Dans ce sens, la dynamique de connaissances durant cette période tient de fait dans la modernité des infrastructures d’agrément dites « standard » (salles de bains, salles de conférences, télécommunications), dans l’exclusivité des pratiques proposées du moins au début de la période (aviation, spectacles, concerts), ainsi que dans « l’authenticité » du lieu. Ce aspect-ci des dynamiques de connaissances est particulièrement complexe, car cette « authenticité » consiste en une construction sociale, mobilisant diverses dimensions du patrimoine local, combinaison à dimensions multiples selon la manière dont elle est ensuite interprétée – expérimentée – par les touristes. La question de l’authenticité concerne ainsi le tourisme en ce qu’elle est valorisée d’une certaine manière par les différentes clientèles, grâce aux Montreusiens mais aussi pour ces derniers d’un point de vue identitaire. Le caractère multidimensionnel de l’identité (marketing) de la station se trouve ainsi dans les supports et événements destinés aux touristes, mais également dans les discours des acteurs locaux destinés aux montreusiens. On prend ici l’exemple des discours tenus et actions menées à l’occasion du centième anniversaire du tourisme montreusien, relaté dans la presse à diverses reprises (Argenton, 1950; Burnand, 1950a; J. Ecuyer, 1950a ; Ecuyer, 1950b), ainsi que dans un numéro spécial du Journal de Montreux194. Cet exemple se situe historiquement à un tournant dans la trajectoire de Montreux, mais on retrouve cette dualité dans la plupart des récits montreusiens tout au long de la période, par exemple Bettex (1913); Rambert (1877 [1989]). La métamorphose au regard de ce critère se donne à voir en ce qu’il ne sert plus uniquement des activités de séjour d’agrément, mais d’autres moyens de générer du revenu basique.

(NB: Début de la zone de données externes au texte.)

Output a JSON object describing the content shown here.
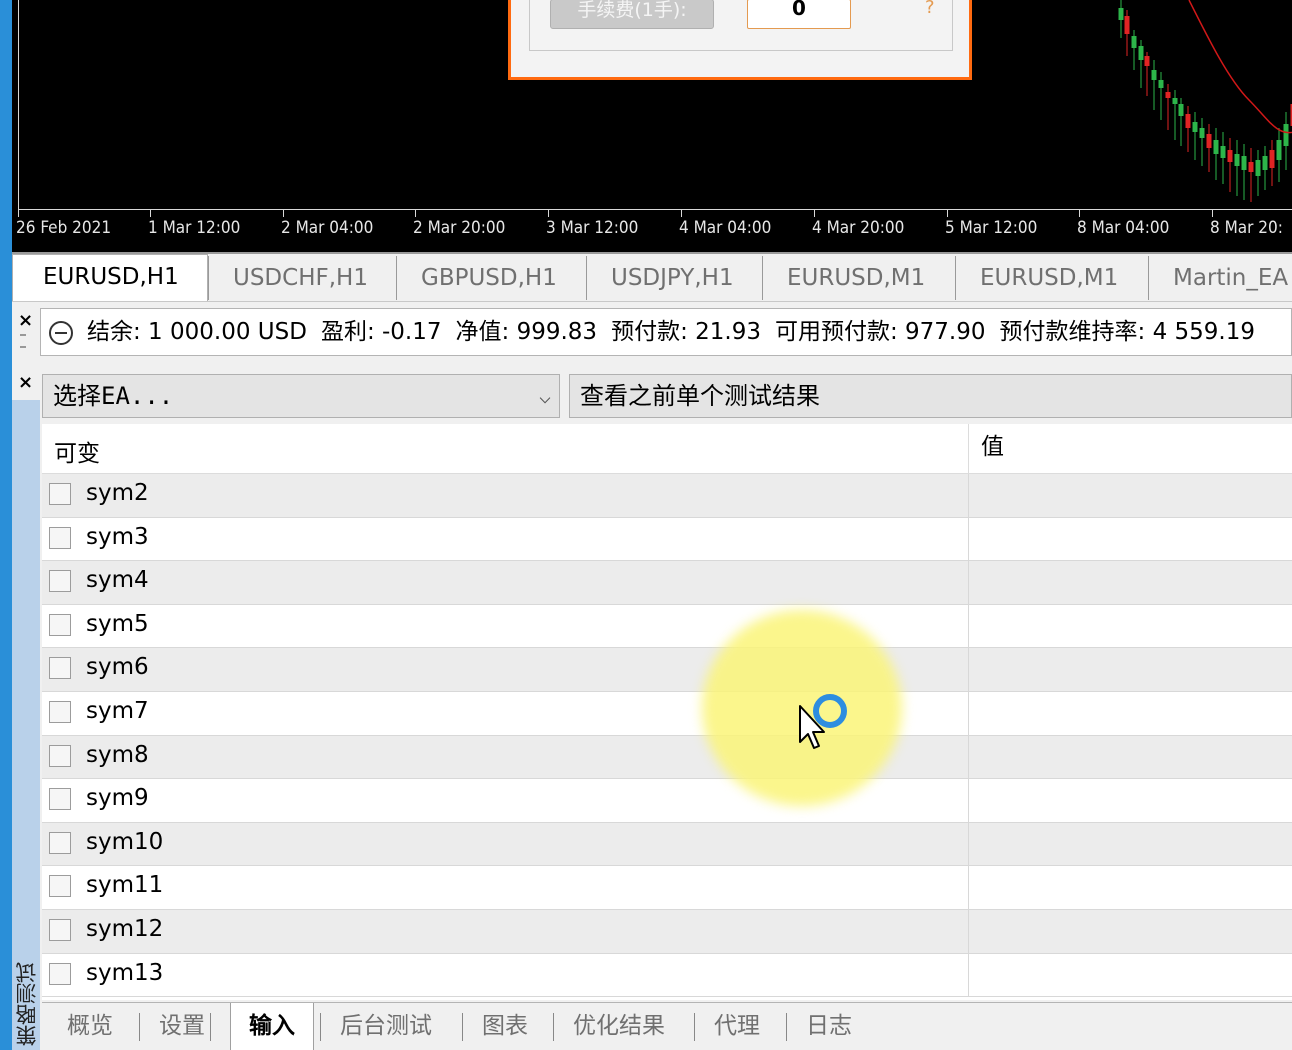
{
  "chart": {
    "time_labels": [
      "26 Feb 2021",
      "1 Mar 12:00",
      "2 Mar 04:00",
      "2 Mar 20:00",
      "3 Mar 12:00",
      "4 Mar 04:00",
      "4 Mar 20:00",
      "5 Mar 12:00",
      "8 Mar 04:00",
      "8 Mar 20:"
    ],
    "colors": {
      "background": "#000000",
      "bull": "#2db54a",
      "bear": "#e02424",
      "ma": "#d01818",
      "axis_text": "#e6e6e6"
    }
  },
  "dialog": {
    "fee_label": "手续费(1手):",
    "fee_value": "0",
    "help": "?"
  },
  "chart_tabs": [
    "EURUSD,H1",
    "USDCHF,H1",
    "GBPUSD,H1",
    "USDJPY,H1",
    "EURUSD,M1",
    "EURUSD,M1",
    "Martin_EA"
  ],
  "account": {
    "close": "×",
    "balance": "结余: 1 000.00 USD",
    "profit": "盈利: -0.17",
    "equity": "净值: 999.83",
    "margin": "预付款: 21.93",
    "free_margin": "可用预付款: 977.90",
    "margin_level": "预付款维持率: 4 559.19"
  },
  "tester": {
    "title": "策略测试",
    "close": "×",
    "ea_select": "选择EA...",
    "ea_chevron": "⌵",
    "prev_results": "查看之前单个测试结果",
    "header_variable": "可变",
    "header_value": "值",
    "params": [
      "sym2",
      "sym3",
      "sym4",
      "sym5",
      "sym6",
      "sym7",
      "sym8",
      "sym9",
      "sym10",
      "sym11",
      "sym12",
      "sym13"
    ],
    "bottom_tabs": [
      "概览",
      "设置",
      "输入",
      "后台测试",
      "图表",
      "优化结果",
      "代理",
      "日志"
    ],
    "active_tab": "输入"
  }
}
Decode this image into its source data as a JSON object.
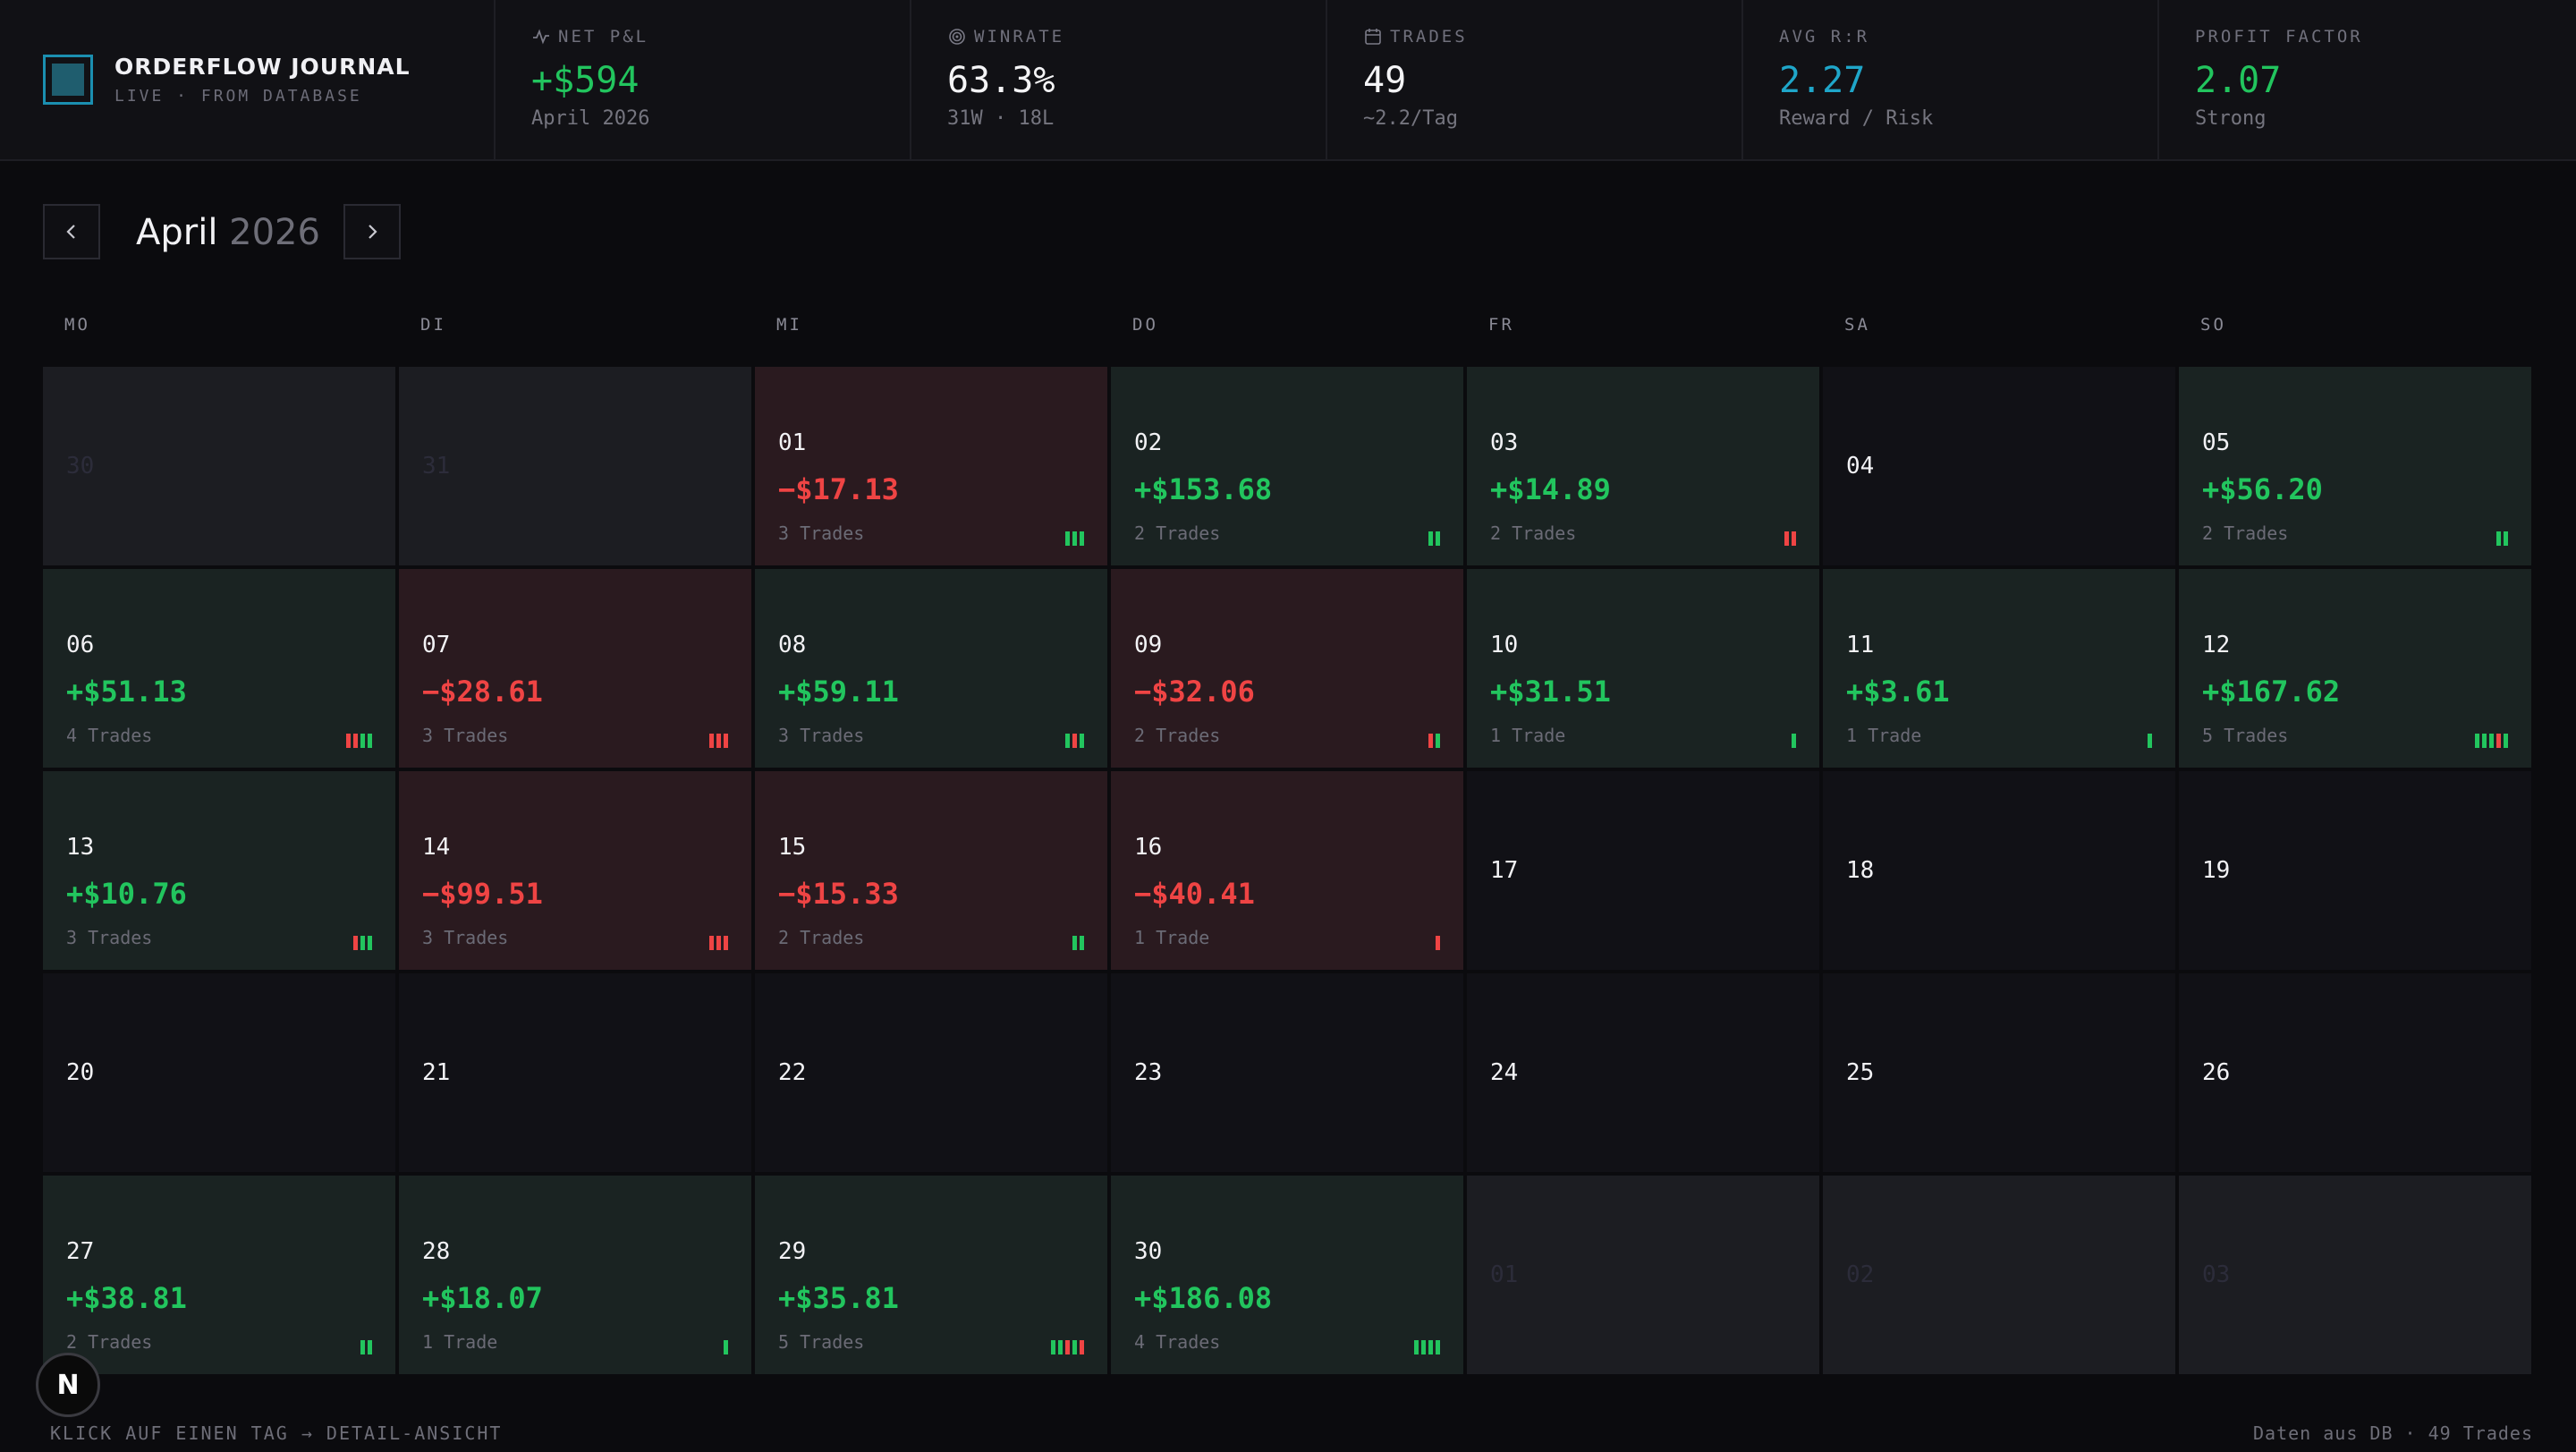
{
  "brand": {
    "title": "ORDERFLOW JOURNAL",
    "subtitle": "LIVE · FROM DATABASE"
  },
  "stats": [
    {
      "label": "NET P&L",
      "value": "+$594",
      "sub": "April 2026",
      "icon": "pulse-icon",
      "color": "#22c55e"
    },
    {
      "label": "WINRATE",
      "value": "63.3%",
      "sub": "31W · 18L",
      "icon": "target-icon",
      "color": "#f4f4f6"
    },
    {
      "label": "TRADES",
      "value": "49",
      "sub": "~2.2/Tag",
      "icon": "calendar-icon",
      "color": "#f4f4f6"
    },
    {
      "label": "AVG R:R",
      "value": "2.27",
      "sub": "Reward / Risk",
      "icon": "",
      "color": "#1fa6c9"
    },
    {
      "label": "PROFIT FACTOR",
      "value": "2.07",
      "sub": "Strong",
      "icon": "",
      "color": "#22c55e"
    }
  ],
  "month": {
    "name": "April",
    "year": "2026",
    "prev_icon": "chevron-left-icon",
    "next_icon": "chevron-right-icon"
  },
  "weekdays": [
    "MO",
    "DI",
    "MI",
    "DO",
    "FR",
    "SA",
    "SO"
  ],
  "days": [
    {
      "day": "30",
      "kind": "outside"
    },
    {
      "day": "31",
      "kind": "outside"
    },
    {
      "day": "01",
      "pnl": "−$17.13",
      "trades": "3 Trades",
      "kind": "loss",
      "bars": "www"
    },
    {
      "day": "02",
      "pnl": "+$153.68",
      "trades": "2 Trades",
      "kind": "win",
      "bars": "ww"
    },
    {
      "day": "03",
      "pnl": "+$14.89",
      "trades": "2 Trades",
      "kind": "win",
      "bars": "ll"
    },
    {
      "day": "04",
      "kind": "empty"
    },
    {
      "day": "05",
      "pnl": "+$56.20",
      "trades": "2 Trades",
      "kind": "win",
      "bars": "ww"
    },
    {
      "day": "06",
      "pnl": "+$51.13",
      "trades": "4 Trades",
      "kind": "win",
      "bars": "llww"
    },
    {
      "day": "07",
      "pnl": "−$28.61",
      "trades": "3 Trades",
      "kind": "loss",
      "bars": "lll"
    },
    {
      "day": "08",
      "pnl": "+$59.11",
      "trades": "3 Trades",
      "kind": "win",
      "bars": "wlw"
    },
    {
      "day": "09",
      "pnl": "−$32.06",
      "trades": "2 Trades",
      "kind": "loss",
      "bars": "lw"
    },
    {
      "day": "10",
      "pnl": "+$31.51",
      "trades": "1 Trade",
      "kind": "win",
      "bars": "w"
    },
    {
      "day": "11",
      "pnl": "+$3.61",
      "trades": "1 Trade",
      "kind": "win",
      "bars": "w"
    },
    {
      "day": "12",
      "pnl": "+$167.62",
      "trades": "5 Trades",
      "kind": "win",
      "bars": "wwwlw"
    },
    {
      "day": "13",
      "pnl": "+$10.76",
      "trades": "3 Trades",
      "kind": "win",
      "bars": "lww"
    },
    {
      "day": "14",
      "pnl": "−$99.51",
      "trades": "3 Trades",
      "kind": "loss",
      "bars": "lll"
    },
    {
      "day": "15",
      "pnl": "−$15.33",
      "trades": "2 Trades",
      "kind": "loss",
      "bars": "ww"
    },
    {
      "day": "16",
      "pnl": "−$40.41",
      "trades": "1 Trade",
      "kind": "loss",
      "bars": "l"
    },
    {
      "day": "17",
      "kind": "empty"
    },
    {
      "day": "18",
      "kind": "empty"
    },
    {
      "day": "19",
      "kind": "empty"
    },
    {
      "day": "20",
      "kind": "empty"
    },
    {
      "day": "21",
      "kind": "empty"
    },
    {
      "day": "22",
      "kind": "empty"
    },
    {
      "day": "23",
      "kind": "empty"
    },
    {
      "day": "24",
      "kind": "empty"
    },
    {
      "day": "25",
      "kind": "empty"
    },
    {
      "day": "26",
      "kind": "empty"
    },
    {
      "day": "27",
      "pnl": "+$38.81",
      "trades": "2 Trades",
      "kind": "win",
      "bars": "ww"
    },
    {
      "day": "28",
      "pnl": "+$18.07",
      "trades": "1 Trade",
      "kind": "win",
      "bars": "w"
    },
    {
      "day": "29",
      "pnl": "+$35.81",
      "trades": "5 Trades",
      "kind": "win",
      "bars": "wwlwl"
    },
    {
      "day": "30",
      "pnl": "+$186.08",
      "trades": "4 Trades",
      "kind": "win",
      "bars": "wwww"
    },
    {
      "day": "01",
      "kind": "outside"
    },
    {
      "day": "02",
      "kind": "outside"
    },
    {
      "day": "03",
      "kind": "outside"
    }
  ],
  "footer": {
    "hint": "KLICK AUF EINEN TAG → DETAIL-ANSICHT",
    "source": "Daten aus DB · 49 Trades",
    "badge": "N"
  }
}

Le centenaire du tourisme montreusien est un événement intéressant d’une part par son envergure (il comporte une exposition au casino, un grand cortège, de multiples fêtes tout au long de l’été), mais aussi parce qu’il est l’occasion pour les acteurs du système territorial d’émettre un discours sur leur propre territoire, c’est-à-dire de constituer un récit qui les concerne de manière collective. Or, contrairement à des jubilés locaux traditionnels, les actions et discours sont également prononcés à l’intention des touristes, parce que Montreux est une station touristique. Cette dualité se retrouve d’ailleurs en premier lieu entre le titre de la publication spéciale du journal de Montreux (« 1850-1950. Cent ans de vie montreusienne ») et le contenu de la publication (reportages, commentaires et hommages) qui insistent non seulement sur la dimension touristique de l’identité montreusienne, mais sur « l’authenticité » traditionnelle de Montreux, c’est-à-dire ses personnages historiques et ses dimensions rurales antérieures à 1850. A l’attention des touristes, et dans le même temps des Montreusiens, les rédacteurs locaux affirment ainsi une identité duale, une « vie montreusienne » qui remonte à 1850, mais aussi une existence plus historique encore. Comme on le constate dans le poème qui suit, la ville-station est personnifiée, louée dans son identité binaire et priée de garder cet équilibre :

194 1850-1950. Cent ans de vie montreusienne. Numéro spécial du « Journal de Montreux » du 15 juillet 1950, Montreux.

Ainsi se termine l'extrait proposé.